The increase in the number of ABMs will form part of a greater thrust by the bank to invest in digital channels as it seeks to become more accessible to the unbanked. In this regard, CIBC Jamaica will be working closely with its regional headquarters in Barbados to “shore up” its infrastructure to meet client needs.
“What we want to do is satisfy the customers where they are at. This is no longer us saying we are throwing a product out there to get attract a few clients. We’re doing the science, we’re looking at the data, we’re seeing what our clients are asking for and then we’re pivoting to make sure we can meet their needs. So simplification is a part of it; simplifying the client experience,” Holness stated.
Another significant component of investing in technology is the roll-out of CIBC’s called digital client onboarding which will enable customers to apply for deposit and credit accounts without going to the branch.
“That infrastructural development is far advanced and we are so hoping to now go to the [Bank of Jamaica], our regulators, for approval to launch in the market in short order,” the managing director revealed.
Notwithstanding the introduction of digital client onboarding initiative, customers will still be able to process transactions and make customer queries in-branch.

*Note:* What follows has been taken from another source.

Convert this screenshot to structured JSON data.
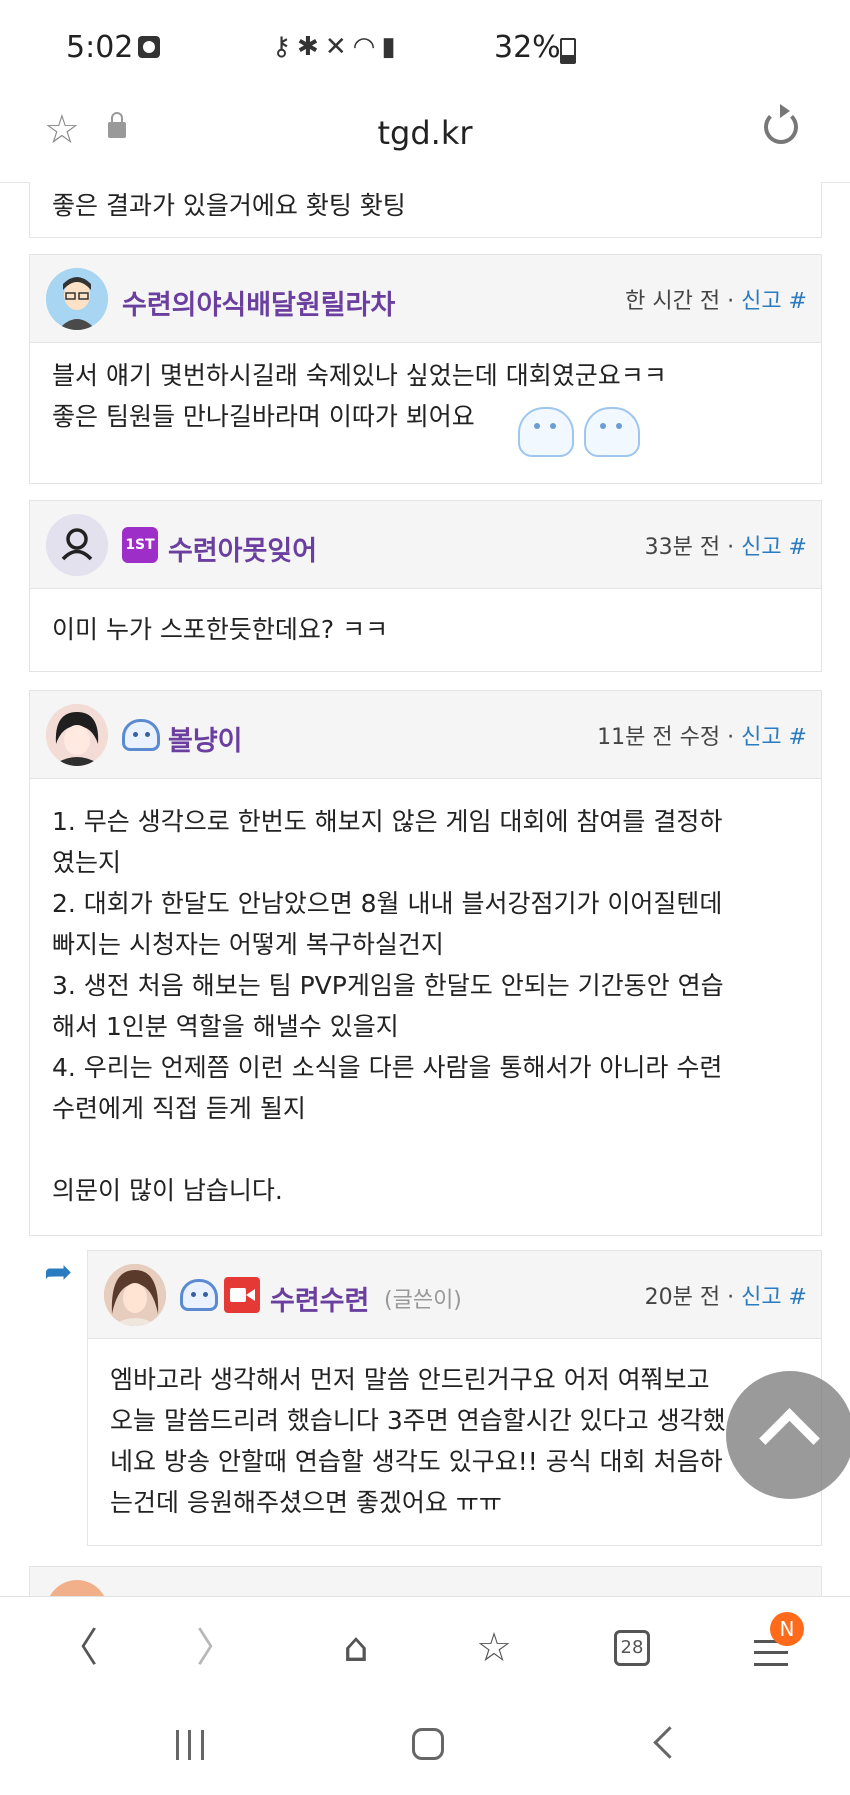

“So clients will still be able to come into a branch, they’ll still be able to have a conversation about their needs — education, mortgages, auto loans…So we’re going to teach our clients prudent financial management as we engage them on that face-to-face basis,” Holness explained to
“Technology is part of it because that’s where banking is going, but you cannot put aside that human relationship element. It is what will differentiate you from everyone else, and that’s the road we’re taking,” he added.

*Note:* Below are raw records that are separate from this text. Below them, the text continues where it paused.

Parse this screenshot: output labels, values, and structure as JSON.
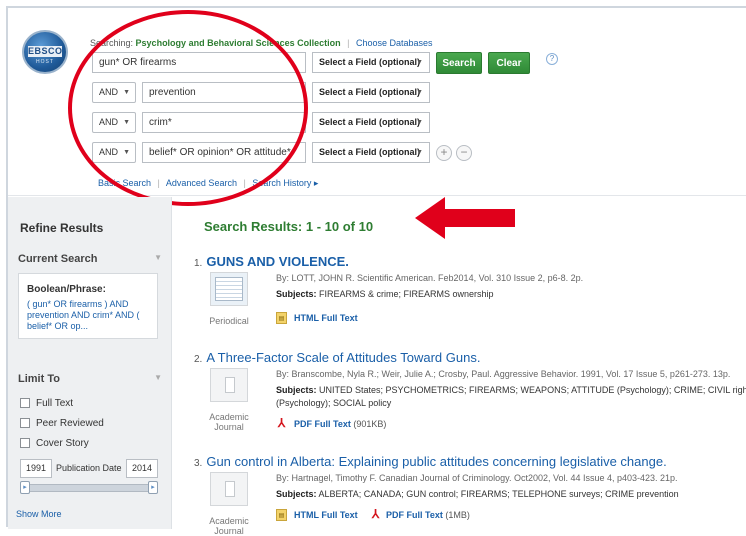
{
  "search": {
    "searching_label": "Searching:",
    "collection": "Psychology and Behavioral Sciences Collection",
    "choose_databases": "Choose Databases",
    "rows": [
      {
        "bool": "",
        "term": "gun* OR firearms",
        "field": "Select a Field (optional)"
      },
      {
        "bool": "AND",
        "term": "prevention",
        "field": "Select a Field (optional)"
      },
      {
        "bool": "AND",
        "term": "crim*",
        "field": "Select a Field (optional)"
      },
      {
        "bool": "AND",
        "term": "belief* OR opinion* OR attitude*",
        "field": "Select a Field (optional)"
      }
    ],
    "search_button": "Search",
    "clear_button": "Clear",
    "help": "?",
    "add": "+",
    "remove": "−",
    "links": {
      "basic": "Basic Search",
      "advanced": "Advanced Search",
      "history": "Search History ▸"
    }
  },
  "logo": {
    "text": "EBSCO",
    "sub": "HOST"
  },
  "sidebar": {
    "title": "Refine Results",
    "current_search": "Current Search",
    "boolean_label": "Boolean/Phrase:",
    "boolean_query": "( gun* OR firearms ) AND prevention AND crim* AND ( belief* OR op...",
    "limit_to": "Limit To",
    "limits": [
      "Full Text",
      "Peer Reviewed",
      "Cover Story"
    ],
    "date_from": "1991",
    "date_label": "Publication Date",
    "date_to": "2014",
    "show_more": "Show More"
  },
  "results": {
    "heading": "Search Results: 1 - 10 of 10",
    "items": [
      {
        "num": "1.",
        "title_html": "GUNS AND VIOLENCE.",
        "byline": "By: LOTT, JOHN R. Scientific American. Feb2014, Vol. 310 Issue 2, p6-8. 2p.",
        "subjects_label": "Subjects:",
        "subjects": "FIREARMS & crime; FIREARMS ownership",
        "type": "Periodical",
        "links": [
          {
            "kind": "html",
            "label": "HTML Full Text",
            "size": ""
          }
        ]
      },
      {
        "num": "2.",
        "title": "A Three-Factor Scale of Attitudes Toward Guns.",
        "byline": "By: Branscombe, Nyla R.; Weir, Julie A.; Crosby, Paul. Aggressive Behavior. 1991, Vol. 17 Issue 5, p261-273. 13p.",
        "subjects_label": "Subjects:",
        "subjects": "UNITED States; PSYCHOMETRICS; FIREARMS; WEAPONS; ATTITUDE (Psychology); CRIME; CIVIL rights;",
        "subjects2": "(Psychology); SOCIAL policy",
        "type": "Academic Journal",
        "links": [
          {
            "kind": "pdf",
            "label": "PDF Full Text",
            "size": "(901KB)"
          }
        ]
      },
      {
        "num": "3.",
        "title": "Gun control in Alberta: Explaining public attitudes concerning legislative change.",
        "byline": "By: Hartnagel, Timothy F. Canadian Journal of Criminology. Oct2002, Vol. 44 Issue 4, p403-423. 21p.",
        "subjects_label": "Subjects:",
        "subjects": "ALBERTA; CANADA; GUN control; FIREARMS; TELEPHONE surveys; CRIME prevention",
        "type": "Academic Journal",
        "links": [
          {
            "kind": "html",
            "label": "HTML Full Text",
            "size": ""
          },
          {
            "kind": "pdf",
            "label": "PDF Full Text",
            "size": "(1MB)"
          }
        ]
      }
    ]
  },
  "colors": {
    "accent_green": "#2e7d32",
    "link_blue": "#1a5fa8",
    "annotation_red": "#e0001b"
  }
}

As part of the bank’s financial education drive, the CIBC team has introduced its SureStart account in schools across Jamaica, teaching pupils about financial management.
At the other end of the spectrum, the company is mulling re-entering the retail investment market.
“One of the things that we’ve been looking at is, what are the demand for the different types of securities in Jamaica?” Holness said, adding that FirstCaribbean Securities exited the market because of the low issue of government bonds and smaller margins.
He conceded that retail investors are looking for more sophisticated products and so the bank is exploring how to better serve those needs.